Many GAP Insurance providers have specific Lease GAP Insurance or Contract Hire GAP Insurance products. These allow to cover a shortfall on the lease agreement. They also provide optional protection for advanced rental protection (known as deposit protection) that a Finance GAP product may not.

 

Always check what a policy can protect you; do not assume Finance GAP is the same as Contract Hire GAP.

 

What is Negative Equity GAP Insurance?

 

Negative Equity GAP is a specialist form of Finance GAP. It provides the same basic cover as Finance GAP Insurance but will also provide additional benefits. This comes when carrying over some negative equity from your trade-in car and adding this to the amount you have financed on the new vehicle.

 

So, for example, you buy a car for £25,000. You trade in a car against this where the part exchange is valued at £10,000, but you still owe £12,000 on the finance.
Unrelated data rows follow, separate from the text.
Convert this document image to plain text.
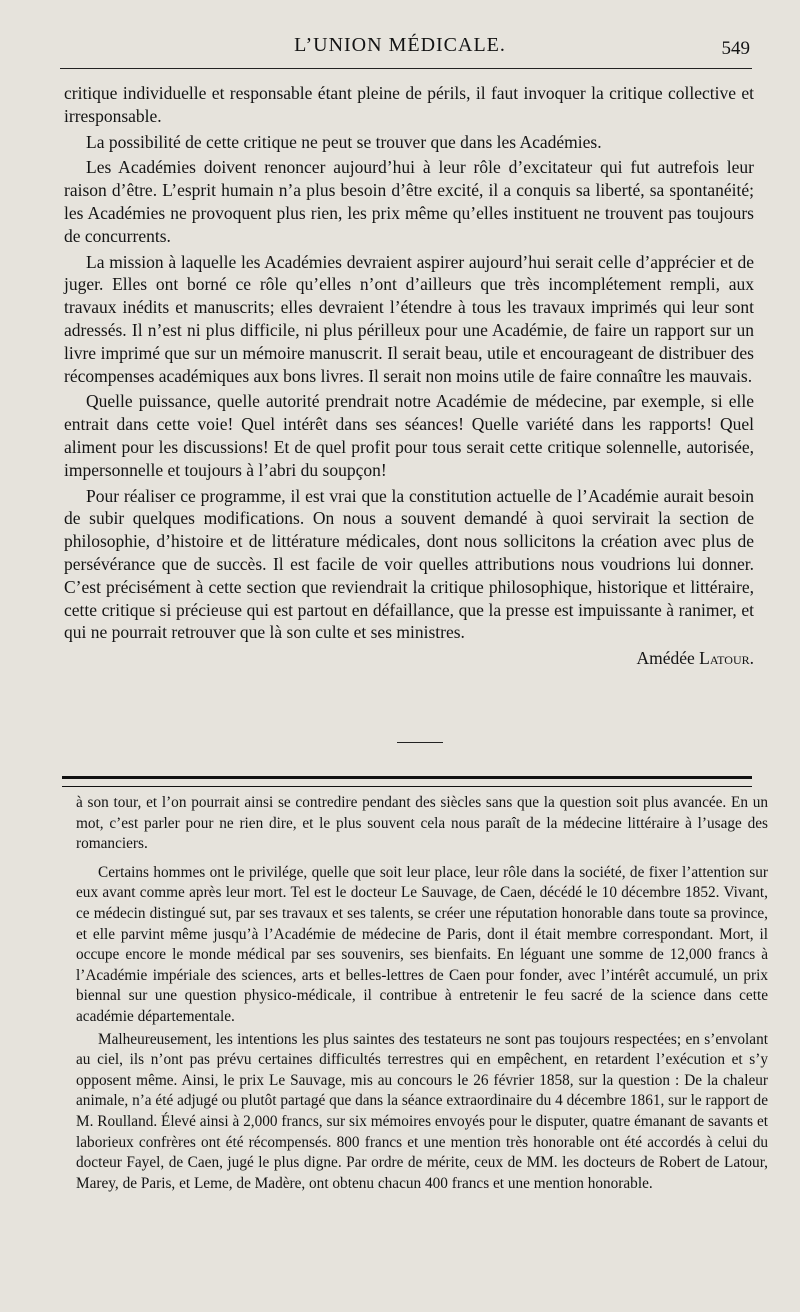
L’UNION MÉDICALE.	549

critique individuelle et responsable étant pleine de périls, il faut invoquer la critique collective et irresponsable.

La possibilité de cette critique ne peut se trouver que dans les Académies.

Les Académies doivent renoncer aujourd’hui à leur rôle d’excitateur qui fut autrefois leur raison d’être. L’esprit humain n’a plus besoin d’être excité, il a conquis sa liberté, sa spontanéité; les Académies ne provoquent plus rien, les prix même qu’elles instituent ne trouvent pas toujours de concurrents.

La mission à laquelle les Académies devraient aspirer aujourd’hui serait celle d’apprécier et de juger. Elles ont borné ce rôle qu’elles n’ont d’ailleurs que très incomplétement rempli, aux travaux inédits et manuscrits; elles devraient l’étendre à tous les travaux imprimés qui leur sont adressés. Il n’est ni plus difficile, ni plus périlleux pour une Académie, de faire un rapport sur un livre imprimé que sur un mémoire manuscrit. Il serait beau, utile et encourageant de distribuer des récompenses académiques aux bons livres. Il serait non moins utile de faire connaître les mauvais.

Quelle puissance, quelle autorité prendrait notre Académie de médecine, par exemple, si elle entrait dans cette voie! Quel intérêt dans ses séances! Quelle variété dans les rapports! Quel aliment pour les discussions! Et de quel profit pour tous serait cette critique solennelle, autorisée, impersonnelle et toujours à l’abri du soupçon!

Pour réaliser ce programme, il est vrai que la constitution actuelle de l’Académie aurait besoin de subir quelques modifications. On nous a souvent demandé à quoi servirait la section de philosophie, d’histoire et de littérature médicales, dont nous sollicitons la création avec plus de persévérance que de succès. Il est facile de voir quelles attributions nous voudrions lui donner. C’est précisément à cette section que reviendrait la critique philosophique, historique et littéraire, cette critique si précieuse qui est partout en défaillance, que la presse est impuissante à ranimer, et qui ne pourrait retrouver que là son culte et ses ministres.

Amédée Latour.

à son tour, et l’on pourrait ainsi se contredire pendant des siècles sans que la question soit plus avancée. En un mot, c’est parler pour ne rien dire, et le plus souvent cela nous paraît de la médecine littéraire à l’usage des romanciers.

Certains hommes ont le privilége, quelle que soit leur place, leur rôle dans la société, de fixer l’attention sur eux avant comme après leur mort. Tel est le docteur Le Sauvage, de Caen, décédé le 10 décembre 1852. Vivant, ce médecin distingué sut, par ses travaux et ses talents, se créer une réputation honorable dans toute sa province, et elle parvint même jusqu’à l’Académie de médecine de Paris, dont il était membre correspondant. Mort, il occupe encore le monde médical par ses souvenirs, ses bienfaits. En léguant une somme de 12,000 francs à l’Académie impériale des sciences, arts et belles-lettres de Caen pour fonder, avec l’intérêt accumulé, un prix biennal sur une question physico-médicale, il contribue à entretenir le feu sacré de la science dans cette académie départementale.

Malheureusement, les intentions les plus saintes des testateurs ne sont pas toujours respectées; en s’envolant au ciel, ils n’ont pas prévu certaines difficultés terrestres qui en empêchent, en retardent l’exécution et s’y opposent même. Ainsi, le prix Le Sauvage, mis au concours le 26 février 1858, sur la question : De la chaleur animale, n’a été adjugé ou plutôt partagé que dans la séance extraordinaire du 4 décembre 1861, sur le rapport de M. Roulland. Élevé ainsi à 2,000 francs, sur six mémoires envoyés pour le disputer, quatre émanant de savants et laborieux confrères ont été récompensés. 800 francs et une mention très honorable ont été accordés à celui du docteur Fayel, de Caen, jugé le plus digne. Par ordre de mérite, ceux de MM. les docteurs de Robert de Latour, Marey, de Paris, et Leme, de Madère, ont obtenu chacun 400 francs et une mention honorable.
The £2,000 negative equity is added to the finance agreement of the new vehicle.

 

This means that, in the event of a claim, the Negative Equity GAP can cover any difference between the motor insurers' settlement and the outstanding finance settlement. However, subject to the policy claim limit, this would include the £2,000 negative equity carried from the previous finance agreement.

 

Negative Equity GAP is difficult to find in the UK marketplace in 2023.

 

Does GAP insurance cover finance?

 

Yes, Finance GAP Insurance specifically covers the 'gap' related to the outstanding balance on your finance agreement. It should be noted the car loan must be linked to the vehicle. If it is a bank loan or personal loan then the finance is not linked to the car.

 

Is GAP insurance worth getting?

 

Whether GAP Insurance is worth it depends on your individual circumstances. GAP Insurance can provide valuable protection on cash or finance purchases, on either new of used vehicles.

 

Where you buy GAP Insurance may also add to the 'value' of the cover. The GAP Insurance cost in a motor dealer is normally far more expensive than the equivalent policy sourced online.

 

Ultimately whether you purchase GAP Insurance depends on your viewpoint and desire to top up the car insurance provider settlement.

 

What is the maximum term of cover on a finance gap policy?

 

The maximum term of cover on a Finance GAP Insurance policy varies between providers, but it typically ranges from 1 to 5 years.

 

What is 'Combined' GAP Insurance?

 

This is where Finance GAP is added alongside another form of GAP cover. For example, Combined Return to Invoice is a mixture of Return to Invoice GAP and Finance GAP.

 

In the event of a total loss, the benefit of a combined policy is that you are covered to the highest benefit at the time you claim. So with a Combined RTI GAP, you are covered to the higher of the outstanding finance settlement or the original invoice price you paid.

 

This provides you with more flexible protection and, it must be said, a more comprehensive cover.

 

Finance GAP Insurance is an important consideration for anyone purchasing a vehicle under a finance agreement in the UK. It provides valuable financial protection, covering the 'gap' between the insurer's pay out and the remaining balance on your finance agreement if your vehicle is written off or stolen.

 

However, it's important to understand its limitations and consider other types of GAP Insurance that may offer more comprehensive coverage.